California, United States of America
The following excerpt is from People v. Nunez, G057519 (Cal. App. 2020):
"To be adequate, the provocation must be one that would cause an emotion so intense that an ordinary person would simply react, without reflection. . . . [T]he anger or other passion must be so strong that the defendant's reaction bypassed his thought process to such an extent that judgment could not and did not intervene." (People v. Beltran (2013) 56 Cal.4th 935, 949.) Therefore, instead of asking whether a reasonable person would respond fatally to the provocation, "the question is whether the average person would react in a certain way: with his reason and judgment obscured." (Ibid.)
"The provocative conduct may be physical or verbal, and it may comprise a single incident or numerous incidents over a period of time." (Le, supra, 158 Cal.App.4th at p. 528.) Thus, in People v.

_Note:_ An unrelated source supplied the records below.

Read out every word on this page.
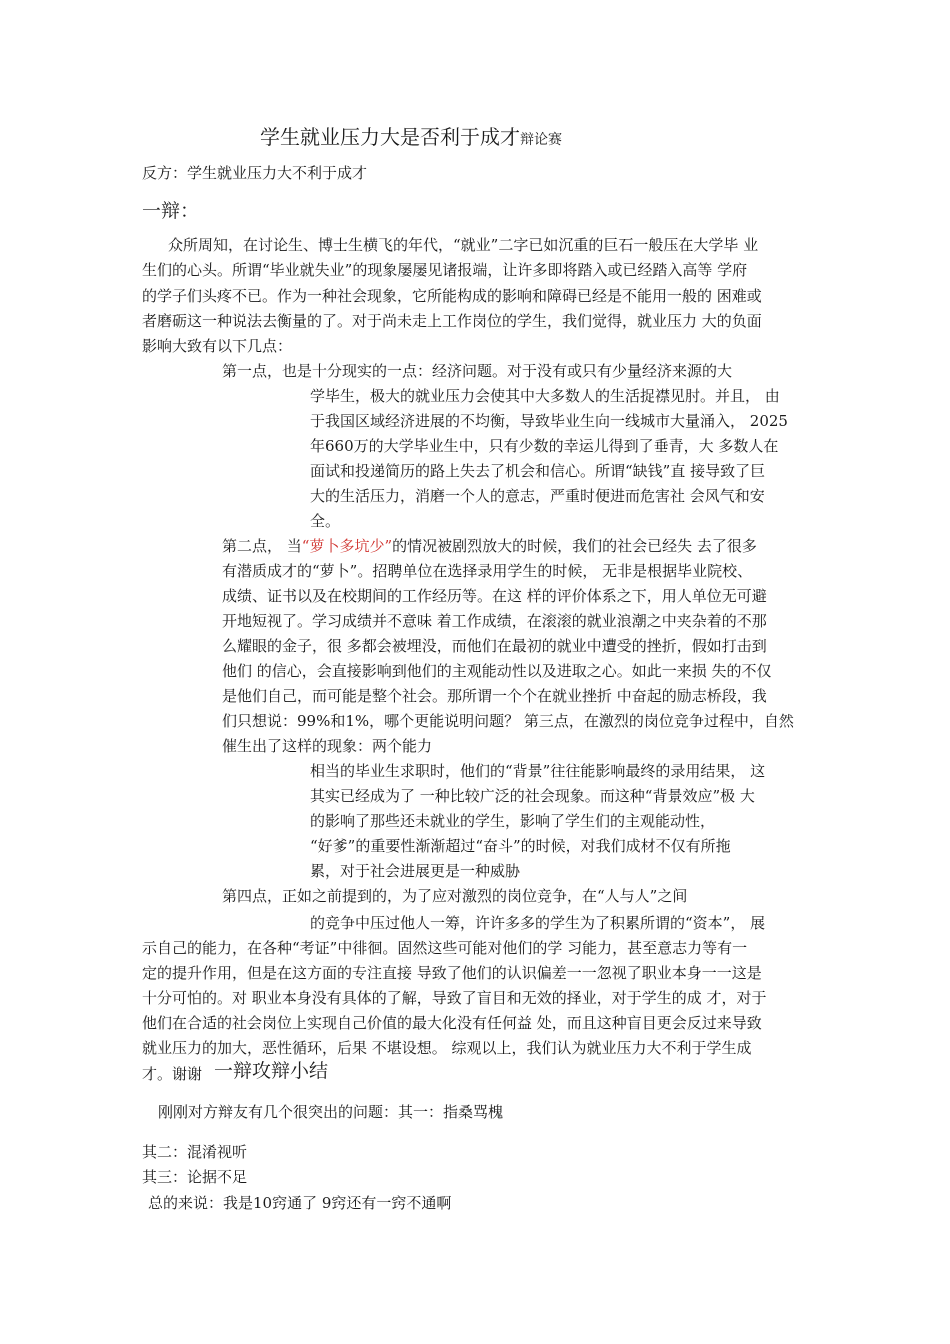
学生就业压力大是否利于成才辩论赛
反方：学生就业压力大不利于成才
一辩：
众所周知，在讨论生、博士生横飞的年代，“就业”二字已如沉重的巨石一般压在大学毕 业
生们的心头。所谓“毕业就失业”的现象屡屡见诸报端，让许多即将踏入或已经踏入高等 学府
的学子们头疼不已。作为一种社会现象，它所能构成的影响和障碍已经是不能用一般的 困难或
者磨砺这一种说法去衡量的了。对于尚未走上工作岗位的学生，我们觉得，就业压力 大的负面
影响大致有以下几点：
第一点，也是十分现实的一点：经济问题。对于没有或只有少量经济来源的大
学毕生，极大的就业压力会使其中大多数人的生活捉襟见肘。并且， 由
于我国区域经济进展的不均衡，导致毕业生向一线城市大量涌入， 2025
年660万的大学毕业生中，只有少数的幸运儿得到了垂青，大 多数人在
面试和投递简历的路上失去了机会和信心。所谓“缺钱”直 接导致了巨
大的生活压力，消磨一个人的意志，严重时便进而危害社 会风气和安
全。
第二点， 当“萝卜多坑少”的情况被剧烈放大的时候，我们的社会已经失 去了很多
有潜质成才的“萝卜”。招聘单位在选择录用学生的时候， 无非是根据毕业院校、
成绩、证书以及在校期间的工作经历等。在这 样的评价体系之下，用人单位无可避
开地短视了。学习成绩并不意味 着工作成绩，在滚滚的就业浪潮之中夹杂着的不那
么耀眼的金子，很 多都会被埋没，而他们在最初的就业中遭受的挫折，假如打击到
他们 的信心，会直接影响到他们的主观能动性以及进取之心。如此一来损 失的不仅
是他们自己，而可能是整个社会。那所谓一个个在就业挫折 中奋起的励志桥段，我
们只想说：99%和1%，哪个更能说明问题？ 第三点，在激烈的岗位竞争过程中，自然
催生出了这样的现象：两个能力
相当的毕业生求职时，他们的“背景”往往能影响最终的录用结果， 这
其实已经成为了 一种比较广泛的社会现象。而这种“背景效应”极 大
的影响了那些还未就业的学生，影响了学生们的主观能动性，
“好爹”的重要性渐渐超过“奋斗”的时候，对我们成材不仅有所拖
累，对于社会进展更是一种威胁
第四点，正如之前提到的，为了应对激烈的岗位竞争，在“人与人”之间
的竞争中压过他人一筹，许许多多的学生为了积累所谓的“资本”， 展
示自己的能力，在各种“考证”中徘徊。固然这些可能对他们的学 习能力，甚至意志力等有一
定的提升作用，但是在这方面的专注直接 导致了他们的认识偏差一一忽视了职业本身一一这是
十分可怕的。对 职业本身没有具体的了解，导致了盲目和无效的择业，对于学生的成 才，对于
他们在合适的社会岗位上实现自己价值的最大化没有任何益 处，而且这种盲目更会反过来导致
就业压力的加大，恶性循环，后果 不堪设想。 综观以上，我们认为就业压力大不利于学生成
才。谢谢 一辩攻辩小结
刚刚对方辩友有几个很突出的问题：其一：指桑骂槐
其二：混淆视听
其三：论据不足
总的来说：我是10窍通了 9窍还有一窍不通啊
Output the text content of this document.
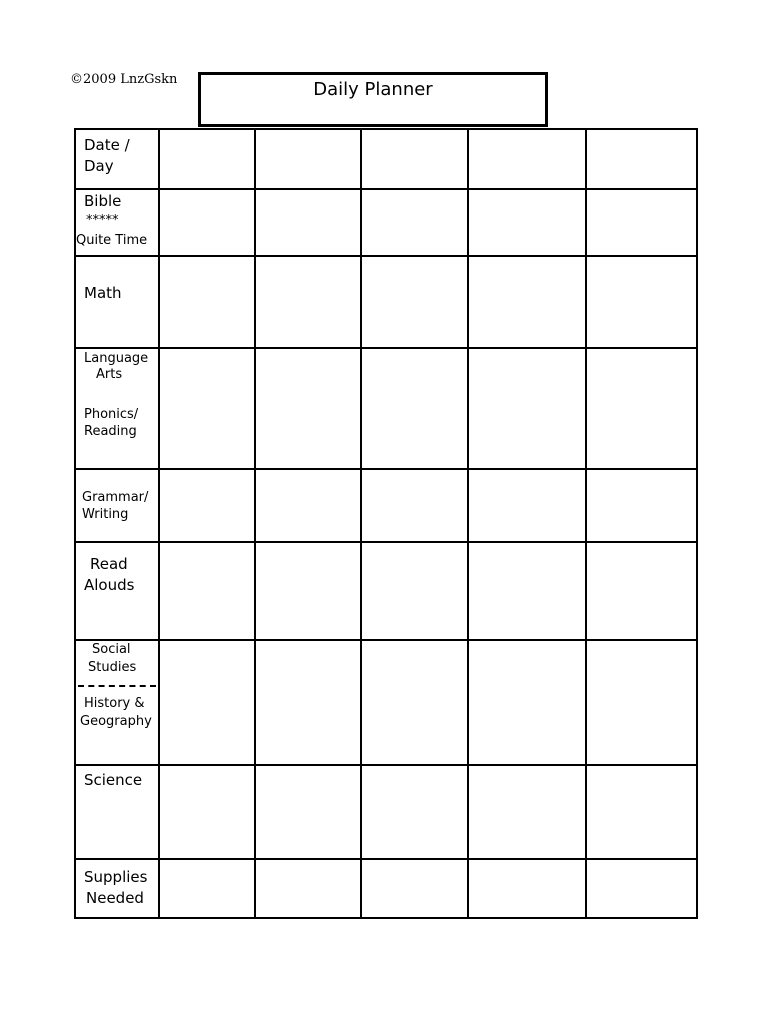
©2009 LnzGskn	Daily Planner
Date /
Day					

Bible
*****
Quite Time					

Math					

Language
Arts
Phonics/
Reading					

Grammar/
Writing					

Read
Alouds					

Social
Studies
History &
Geography					

Science					

Supplies
Needed					
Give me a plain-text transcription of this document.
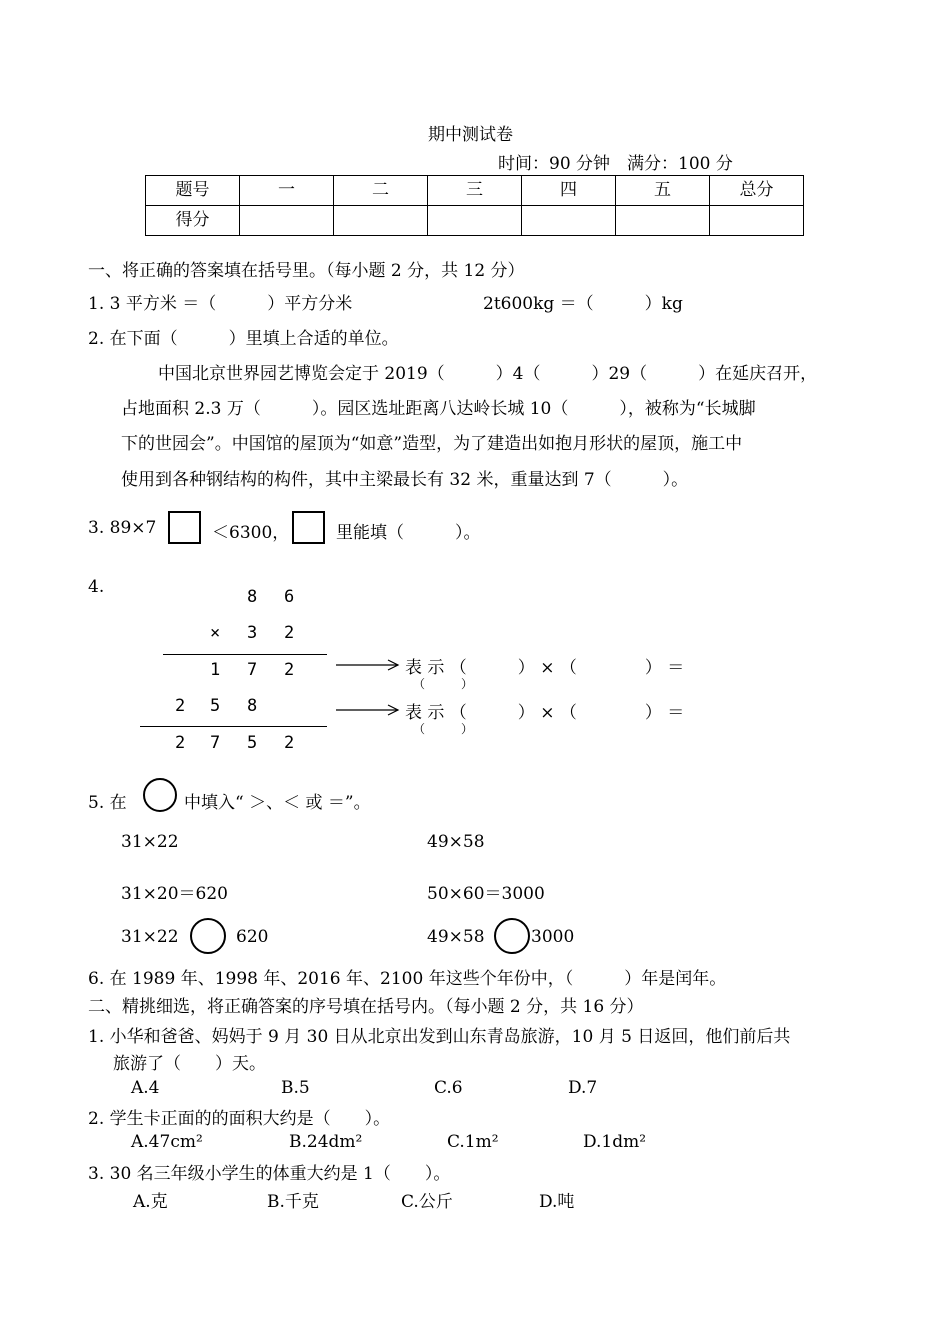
期中测试卷
时间：90 分钟　满分：100 分
题号	一	二	三	四	五	总分
得分						
一、将正确的答案填在括号里。（每小题 2 分，共 12 分）
1. 3 平方米 ＝（　　　）平方分米	2t600kg ＝（　　　）kg
2. 在下面（　　　）里填上合适的单位。
中国北京世界园艺博览会定于 2019（　　　）4（　　　）29（　　　）在延庆召开，
占地面积 2.3 万（　　　）。园区选址距离八达岭长城 10（　　　），被称为“长城脚
下的世园会”。中国馆的屋顶为“如意”造型，为了建造出如抱月形状的屋顶，施工中
使用到各种钢结构的构件，其中主梁最长有 32 米，重量达到 7（　　　）。
3. 89×7	＜6300，	里能填（　　　）。
4.	8 6
× 3 2
1 7 2
2 5 8
2 7 5 2
表 示 （　　　） × （　　　　） ＝
（　　　）
表 示 （　　　） × （　　　　） ＝
（　　　）
5. 在	中填入“ ＞、＜ 或 ＝”。
31×22	49×58
31×20＝620	50×60＝3000
31×22	620	49×58	3000
6. 在 1989 年、1998 年、2016 年、2100 年这些个年份中，（　　　）年是闰年。
二、精挑细选，将正确答案的序号填在括号内。（每小题 2 分，共 16 分）
1. 小华和爸爸、妈妈于 9 月 30 日从北京出发到山东青岛旅游，10 月 5 日返回，他们前后共
旅游了（　　）天。
A.4	B.5	C.6	D.7
2. 学生卡正面的的面积大约是（　　）。
A.47cm²	B.24dm²	C.1m²	D.1dm²
3. 30 名三年级小学生的体重大约是 1（　　）。
A.克	B.千克	C.公斤	D.吨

Borchers (1958) 50 Cal.2d 321, the court held that a long history between the defendant and the victim was relevant to the issue of a heat of passion defense. "From the evidence viewed as a whole the trial judge could well have concluded that defendant was roused to a heat of 'passion' by a series of events over a considerable period of time: [The victim's] admitted infidelity, her statements that she wished she were dead, her attempt to jump from the car on the trip to San Diego, her repeated urging that defendant shoot her, [her child], and himself on the night of the homicide, and her taunt, 'are you chicken.'" (Id. at pp. 328-329.)